I was stopped dead today when Tom Flood posted this picture to BlueSky, because it’s also where I spent a chunk of my 20s.
In 1986, just at the end of the Vancouver Expo ‘86, Bill Vander Zalm was elected Premier of British Columbia. I could recount his political history, but will suffice to say that he had a castle, built in downtown Vancouver, barged to his theme park Fantasy Gardens, and then moved into it.
In any event, it was a good time for my wife Victoria and I to leave BC, packing up our Kawai grand piano and a mountain of records, to drive a 5 ton Ryder rental truck across Canada to Toronto.
I don’t recall how we wound up renting at 109 Niagara, but I do remember that our landlord worked in film, and was the then boyfriend of Megan Follows, aka Anne of Green Gables on CBC TV.
The building (according to Tom) was former coffin factory. We were on the second floor, at the back, over top of a film special effects workshop. The first time we visited them there were all manner of bloody body parts lying around.
We had big living room, and office, bedroom, a bath with a giant clawfoot bathtub, and great kitchen. Out the windows we overlooked the pig slaughterhouse across the street, where Victoria once recorded a tour for a radio documentary that aired on CBC Radio.
I can tell you that the over-night shift lunch breaks were pretty strange, with guys who killed pigs in the middle of the night coming out to their cars to eat sandwiches, listen to music, and drink beer.

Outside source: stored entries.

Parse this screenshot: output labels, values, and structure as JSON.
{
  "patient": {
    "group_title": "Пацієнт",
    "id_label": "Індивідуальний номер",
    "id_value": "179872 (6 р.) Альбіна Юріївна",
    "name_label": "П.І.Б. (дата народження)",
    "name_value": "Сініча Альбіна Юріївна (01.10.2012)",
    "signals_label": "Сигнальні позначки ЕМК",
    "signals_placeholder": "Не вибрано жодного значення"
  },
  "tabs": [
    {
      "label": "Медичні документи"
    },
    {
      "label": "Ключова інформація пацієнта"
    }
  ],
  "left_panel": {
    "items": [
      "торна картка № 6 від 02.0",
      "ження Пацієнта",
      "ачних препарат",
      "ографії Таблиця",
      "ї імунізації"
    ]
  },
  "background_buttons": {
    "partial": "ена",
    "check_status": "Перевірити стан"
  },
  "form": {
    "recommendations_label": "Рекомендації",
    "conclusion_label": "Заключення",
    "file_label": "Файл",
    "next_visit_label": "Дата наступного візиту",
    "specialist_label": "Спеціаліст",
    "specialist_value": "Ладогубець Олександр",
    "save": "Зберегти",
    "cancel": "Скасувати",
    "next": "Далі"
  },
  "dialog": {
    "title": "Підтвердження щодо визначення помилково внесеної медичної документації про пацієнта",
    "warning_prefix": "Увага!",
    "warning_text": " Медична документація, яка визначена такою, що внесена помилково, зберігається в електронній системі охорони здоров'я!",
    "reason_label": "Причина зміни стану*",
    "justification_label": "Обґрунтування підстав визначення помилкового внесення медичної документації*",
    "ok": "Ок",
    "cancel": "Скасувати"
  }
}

Behind our building, on Bathurst Street, was what used to be a car battery manufacturing plant. It’s now, I think, a pre-school of some sort. At that time though it was the source of intense lead pollution. Eventually everyone within a few block radius was tested for lead levels, and all of the gardens and topsoil in the neighbourhood was dug up and replaced.
It as, and perhaps still is, a building full of musicians, artists, graphics people, and writers. The kind of place that every big city has, although with all of the redevelopment in recent decades, probably less than used to be the case.
And I’m pretty certain that the building wasn’t even remotely zoned for “Residential”, and that most of the improvements and upgrades were equally unapproved by the City. Those things are what keep the rents low, which was a good thing.
The other thing that I remember distinctly was my absolute favourite bit of graffiti, on a cinder block wall up Niagara Street, near King Street. It read:
Shetland Ponies Have Earlobes
And, I recall, this was where I first heard The Pogues, beginning a life-long love of their music. I even saw them, bizarrely, at Canada’s Wonderland. Mojo Nixon opened for them.